Let’s carry out a simulation with our Weibull distribution.

P <- 3
F_inv <- function(u, t0, p) {(t0^p - log(1 - u))^(1/p)}

# Simulate a component that can fail multiple times. We go up to the nth failure.
simulate <- function(n) {
u <- rep(NA, n)
u[1] = F_inv(runif(1), 0, P)
for(i in 2:length(u)){
u[i] <- F_inv(runif(1), u[i-1], P)
}
u
}

set.seed(123)
data <- data.frame()
for(i in 1:1000){
# We simulate up to 200 failures for each component to make sure we observe each component well past time 4.
u <- simulate(n=200)
# Count up the number of failures before t=4 for each simulation.
count <- sum(u <= 4)
data <- rbind(data, data.frame(sim=i, failures=count))
}
head(data)
##   sim failures
## 1   1       63
## 2   2       63
## 3   3       67
## 4   4       56
## 5   5       68
## 6   6       72
mean(data\$failures)
## [1] 63.9

According to our count data interpretation, we expect the number of failures before t=4 to be t^3 = 64. Our simulation shows the mean number of failures to be 63.9, pretty darn close to our theoretical one.

That’s it! To recap, we have learned how we can use the density, distribution, survivor and hazard functions to describe failure times. From these four functions, we can derive the quantile function to simulate failures and cumulative hazard to interpret the average number of failures when repeated failures is allowed. Next time we will discuss how to estimate these functions in the presence of censored data.

For more, see Part 2 - KM Estimation.

Appendix

Probability Integral Transformation

If a RV X is distributed according to some CDF, F. Then F(X) is the uniform.

For example, let X represent scores on a test. Plugging X into F will give back the percentile, that is the number of scores that were lower than X. Percentiles are uniformly distributed, that is there are as many people between the 1st and 2nd percentile as there are between the 49th and 50th. The CDF’s job is to exactly redistribute the test scores such that it is uniform over [0,1].

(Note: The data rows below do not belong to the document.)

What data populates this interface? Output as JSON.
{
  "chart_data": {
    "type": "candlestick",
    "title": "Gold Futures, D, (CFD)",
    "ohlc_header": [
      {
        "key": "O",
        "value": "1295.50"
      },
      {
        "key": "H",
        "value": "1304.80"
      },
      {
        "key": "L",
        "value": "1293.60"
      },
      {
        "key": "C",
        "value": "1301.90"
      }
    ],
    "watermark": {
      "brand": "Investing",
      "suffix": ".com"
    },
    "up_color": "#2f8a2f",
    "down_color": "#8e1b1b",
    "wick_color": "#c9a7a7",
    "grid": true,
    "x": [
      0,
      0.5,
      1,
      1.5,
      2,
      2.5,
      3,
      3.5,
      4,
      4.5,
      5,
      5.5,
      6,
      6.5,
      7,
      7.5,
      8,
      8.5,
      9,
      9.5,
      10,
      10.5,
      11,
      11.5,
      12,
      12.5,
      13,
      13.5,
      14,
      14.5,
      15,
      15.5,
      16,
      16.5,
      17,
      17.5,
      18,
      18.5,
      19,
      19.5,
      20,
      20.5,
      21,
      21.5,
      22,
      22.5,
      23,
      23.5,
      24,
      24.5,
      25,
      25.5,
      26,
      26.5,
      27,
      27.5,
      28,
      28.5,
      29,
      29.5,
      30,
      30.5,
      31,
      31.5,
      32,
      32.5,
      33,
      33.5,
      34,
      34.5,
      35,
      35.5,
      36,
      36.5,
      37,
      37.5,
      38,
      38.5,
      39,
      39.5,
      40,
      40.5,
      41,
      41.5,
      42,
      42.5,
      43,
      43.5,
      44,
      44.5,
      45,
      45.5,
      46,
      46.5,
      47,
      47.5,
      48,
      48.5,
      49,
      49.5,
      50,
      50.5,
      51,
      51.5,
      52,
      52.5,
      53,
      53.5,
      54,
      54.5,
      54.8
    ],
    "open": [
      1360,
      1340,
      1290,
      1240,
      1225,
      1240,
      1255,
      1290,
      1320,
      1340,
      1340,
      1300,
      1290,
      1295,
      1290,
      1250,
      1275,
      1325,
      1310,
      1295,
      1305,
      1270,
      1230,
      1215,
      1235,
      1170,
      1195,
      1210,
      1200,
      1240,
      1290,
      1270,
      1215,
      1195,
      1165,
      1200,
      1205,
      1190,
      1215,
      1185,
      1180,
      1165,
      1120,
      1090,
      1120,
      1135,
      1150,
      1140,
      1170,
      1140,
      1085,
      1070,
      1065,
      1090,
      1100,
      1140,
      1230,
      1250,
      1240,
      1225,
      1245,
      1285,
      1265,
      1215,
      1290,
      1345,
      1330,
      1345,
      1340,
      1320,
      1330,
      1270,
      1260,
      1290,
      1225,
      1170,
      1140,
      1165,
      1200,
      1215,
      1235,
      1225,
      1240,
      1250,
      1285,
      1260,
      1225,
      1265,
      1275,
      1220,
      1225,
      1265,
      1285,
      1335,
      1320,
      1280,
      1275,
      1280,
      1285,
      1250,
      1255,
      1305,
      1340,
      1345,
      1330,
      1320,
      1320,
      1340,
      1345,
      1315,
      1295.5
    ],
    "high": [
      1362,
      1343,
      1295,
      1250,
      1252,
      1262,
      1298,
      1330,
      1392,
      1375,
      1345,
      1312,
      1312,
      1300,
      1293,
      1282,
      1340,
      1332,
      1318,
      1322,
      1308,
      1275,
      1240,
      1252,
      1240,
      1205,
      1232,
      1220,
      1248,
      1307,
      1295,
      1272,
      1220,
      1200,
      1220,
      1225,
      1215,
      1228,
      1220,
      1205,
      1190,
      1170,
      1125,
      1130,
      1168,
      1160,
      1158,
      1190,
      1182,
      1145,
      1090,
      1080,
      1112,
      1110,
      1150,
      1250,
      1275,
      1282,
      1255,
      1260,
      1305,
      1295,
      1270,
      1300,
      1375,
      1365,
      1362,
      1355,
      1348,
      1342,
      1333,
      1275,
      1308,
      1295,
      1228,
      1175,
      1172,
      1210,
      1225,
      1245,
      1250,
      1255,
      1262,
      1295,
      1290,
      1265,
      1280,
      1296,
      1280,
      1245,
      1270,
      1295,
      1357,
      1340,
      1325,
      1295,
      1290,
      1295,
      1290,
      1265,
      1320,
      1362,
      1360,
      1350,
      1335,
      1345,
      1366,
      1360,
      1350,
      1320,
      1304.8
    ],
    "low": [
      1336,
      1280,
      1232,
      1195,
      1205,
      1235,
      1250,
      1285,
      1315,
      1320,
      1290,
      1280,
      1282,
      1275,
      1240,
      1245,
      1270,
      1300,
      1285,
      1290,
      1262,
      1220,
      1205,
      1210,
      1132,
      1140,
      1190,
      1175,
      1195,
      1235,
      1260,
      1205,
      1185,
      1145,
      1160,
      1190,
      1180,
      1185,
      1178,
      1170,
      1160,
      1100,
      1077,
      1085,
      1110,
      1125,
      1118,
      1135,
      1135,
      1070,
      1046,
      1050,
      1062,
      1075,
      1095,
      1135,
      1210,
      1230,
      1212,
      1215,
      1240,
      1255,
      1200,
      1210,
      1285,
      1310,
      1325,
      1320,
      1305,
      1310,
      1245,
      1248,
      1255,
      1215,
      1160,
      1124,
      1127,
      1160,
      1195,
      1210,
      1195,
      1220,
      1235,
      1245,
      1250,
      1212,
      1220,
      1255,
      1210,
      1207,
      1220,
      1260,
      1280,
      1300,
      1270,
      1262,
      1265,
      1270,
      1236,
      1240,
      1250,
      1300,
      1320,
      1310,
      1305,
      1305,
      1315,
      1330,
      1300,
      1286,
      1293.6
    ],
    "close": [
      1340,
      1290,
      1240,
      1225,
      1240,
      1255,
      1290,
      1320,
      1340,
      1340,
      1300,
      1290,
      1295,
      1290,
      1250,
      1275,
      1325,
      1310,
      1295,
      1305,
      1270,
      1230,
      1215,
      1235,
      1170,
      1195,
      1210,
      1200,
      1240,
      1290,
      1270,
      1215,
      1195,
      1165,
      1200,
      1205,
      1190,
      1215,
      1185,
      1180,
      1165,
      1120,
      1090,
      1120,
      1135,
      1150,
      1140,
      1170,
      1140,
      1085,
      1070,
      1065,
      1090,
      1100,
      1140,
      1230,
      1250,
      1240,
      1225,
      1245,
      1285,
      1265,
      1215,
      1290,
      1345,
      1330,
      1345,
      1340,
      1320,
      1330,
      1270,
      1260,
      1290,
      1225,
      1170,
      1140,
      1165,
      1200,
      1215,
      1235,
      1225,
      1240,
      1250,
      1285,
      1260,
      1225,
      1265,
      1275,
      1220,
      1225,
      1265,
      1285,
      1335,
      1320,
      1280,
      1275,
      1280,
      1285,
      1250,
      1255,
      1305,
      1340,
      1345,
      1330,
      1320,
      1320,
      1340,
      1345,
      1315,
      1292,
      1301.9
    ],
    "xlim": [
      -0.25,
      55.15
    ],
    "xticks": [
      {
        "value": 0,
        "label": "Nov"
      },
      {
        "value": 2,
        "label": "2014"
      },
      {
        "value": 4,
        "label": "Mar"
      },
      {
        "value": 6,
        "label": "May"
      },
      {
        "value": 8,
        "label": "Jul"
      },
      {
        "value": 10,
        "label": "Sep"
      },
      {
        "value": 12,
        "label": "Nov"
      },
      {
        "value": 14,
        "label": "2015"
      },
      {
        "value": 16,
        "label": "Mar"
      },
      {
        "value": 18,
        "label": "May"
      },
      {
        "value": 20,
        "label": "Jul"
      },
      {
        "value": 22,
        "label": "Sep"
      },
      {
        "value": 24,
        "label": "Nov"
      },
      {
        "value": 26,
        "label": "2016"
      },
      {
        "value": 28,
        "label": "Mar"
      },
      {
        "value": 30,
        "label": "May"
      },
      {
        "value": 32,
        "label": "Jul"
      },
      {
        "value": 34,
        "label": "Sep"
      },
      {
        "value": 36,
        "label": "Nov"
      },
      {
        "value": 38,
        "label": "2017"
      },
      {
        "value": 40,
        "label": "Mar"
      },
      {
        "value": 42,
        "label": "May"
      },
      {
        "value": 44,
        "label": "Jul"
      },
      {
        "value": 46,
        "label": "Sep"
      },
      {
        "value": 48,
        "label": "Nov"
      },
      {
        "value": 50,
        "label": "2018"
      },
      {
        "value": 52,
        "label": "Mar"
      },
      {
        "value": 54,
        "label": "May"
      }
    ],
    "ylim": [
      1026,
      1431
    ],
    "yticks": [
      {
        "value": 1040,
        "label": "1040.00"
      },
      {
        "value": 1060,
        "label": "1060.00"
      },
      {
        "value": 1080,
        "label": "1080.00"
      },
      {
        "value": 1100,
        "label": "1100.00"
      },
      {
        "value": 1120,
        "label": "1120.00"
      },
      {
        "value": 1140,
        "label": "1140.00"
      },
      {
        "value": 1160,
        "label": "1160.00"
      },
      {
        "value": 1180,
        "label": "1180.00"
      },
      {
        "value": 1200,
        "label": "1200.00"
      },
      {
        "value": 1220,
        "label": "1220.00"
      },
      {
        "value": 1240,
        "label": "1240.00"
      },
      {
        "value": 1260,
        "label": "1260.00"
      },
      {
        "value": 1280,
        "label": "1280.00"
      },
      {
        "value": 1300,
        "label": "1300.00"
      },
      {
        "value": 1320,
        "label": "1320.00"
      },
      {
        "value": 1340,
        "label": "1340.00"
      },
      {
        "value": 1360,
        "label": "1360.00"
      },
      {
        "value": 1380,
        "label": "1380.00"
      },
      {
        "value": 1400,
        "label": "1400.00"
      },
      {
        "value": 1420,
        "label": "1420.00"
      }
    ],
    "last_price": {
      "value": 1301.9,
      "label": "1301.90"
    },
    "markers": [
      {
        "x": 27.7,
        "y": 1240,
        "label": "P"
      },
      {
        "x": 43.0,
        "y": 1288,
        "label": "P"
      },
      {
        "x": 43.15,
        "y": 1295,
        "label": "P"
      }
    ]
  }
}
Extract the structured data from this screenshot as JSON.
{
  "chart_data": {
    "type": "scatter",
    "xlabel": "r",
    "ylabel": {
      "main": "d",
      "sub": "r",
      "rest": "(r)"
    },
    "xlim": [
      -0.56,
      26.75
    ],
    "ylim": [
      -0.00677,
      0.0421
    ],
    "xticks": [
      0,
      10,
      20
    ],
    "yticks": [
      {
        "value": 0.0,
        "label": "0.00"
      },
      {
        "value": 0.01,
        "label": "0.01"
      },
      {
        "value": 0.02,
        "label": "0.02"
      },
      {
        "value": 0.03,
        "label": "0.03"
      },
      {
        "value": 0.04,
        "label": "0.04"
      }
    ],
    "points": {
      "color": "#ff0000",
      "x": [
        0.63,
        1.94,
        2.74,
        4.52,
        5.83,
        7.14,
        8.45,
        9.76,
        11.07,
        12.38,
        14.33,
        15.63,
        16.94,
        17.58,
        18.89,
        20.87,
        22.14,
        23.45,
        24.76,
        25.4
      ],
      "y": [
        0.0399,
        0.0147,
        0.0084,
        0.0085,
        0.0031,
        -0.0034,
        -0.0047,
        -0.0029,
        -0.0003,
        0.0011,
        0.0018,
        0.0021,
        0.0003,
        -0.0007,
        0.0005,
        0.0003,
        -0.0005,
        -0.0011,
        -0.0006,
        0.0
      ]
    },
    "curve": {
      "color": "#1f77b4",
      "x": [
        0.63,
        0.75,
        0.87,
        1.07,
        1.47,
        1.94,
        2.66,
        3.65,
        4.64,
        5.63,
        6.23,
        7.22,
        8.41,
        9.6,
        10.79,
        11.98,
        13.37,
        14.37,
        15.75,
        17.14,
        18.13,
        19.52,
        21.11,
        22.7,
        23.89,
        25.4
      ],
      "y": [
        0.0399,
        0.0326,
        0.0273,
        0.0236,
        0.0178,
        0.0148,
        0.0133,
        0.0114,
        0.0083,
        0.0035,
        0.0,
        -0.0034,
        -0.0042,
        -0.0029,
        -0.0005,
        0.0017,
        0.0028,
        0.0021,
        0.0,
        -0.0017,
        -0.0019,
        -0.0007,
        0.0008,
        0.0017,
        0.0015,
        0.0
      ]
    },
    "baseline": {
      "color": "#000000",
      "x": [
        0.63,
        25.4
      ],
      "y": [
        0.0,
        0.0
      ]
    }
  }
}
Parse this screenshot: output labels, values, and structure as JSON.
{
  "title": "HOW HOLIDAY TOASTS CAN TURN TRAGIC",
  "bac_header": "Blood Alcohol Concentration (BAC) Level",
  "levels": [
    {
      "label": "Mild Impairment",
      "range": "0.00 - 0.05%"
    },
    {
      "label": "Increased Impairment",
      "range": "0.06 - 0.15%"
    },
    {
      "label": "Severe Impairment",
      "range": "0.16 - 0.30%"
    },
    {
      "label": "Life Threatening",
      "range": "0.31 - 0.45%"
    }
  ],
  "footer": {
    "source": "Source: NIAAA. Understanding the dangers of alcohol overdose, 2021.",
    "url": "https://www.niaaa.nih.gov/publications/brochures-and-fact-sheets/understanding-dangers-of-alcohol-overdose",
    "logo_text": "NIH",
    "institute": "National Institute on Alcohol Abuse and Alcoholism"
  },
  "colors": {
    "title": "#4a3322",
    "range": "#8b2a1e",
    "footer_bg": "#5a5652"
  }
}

Proof: Let X by a continuous RV with CDF F_X, and let Y be a RV that comes from applying the CDF of a RV to itself. Then Y is a uniform over [0,1]. $F_Y(y) = P(Y \leq y) \\ = P(F_X(X) \leq y) \\ = P(X \leq F_X^{-1}(y)) \\ = F_X(F^{-1}_X(y)) \\ = y$ We recognize this as the CDF of Uniform(0,1)

We can use this fact in reverse. Given a uniform variable and a CDF, we can apply the inverse to get back the RV distributed according to that CDF.

If U is a uniformly distributed RV on [0,1], then Q(U) is a RV with cumulative distribution F.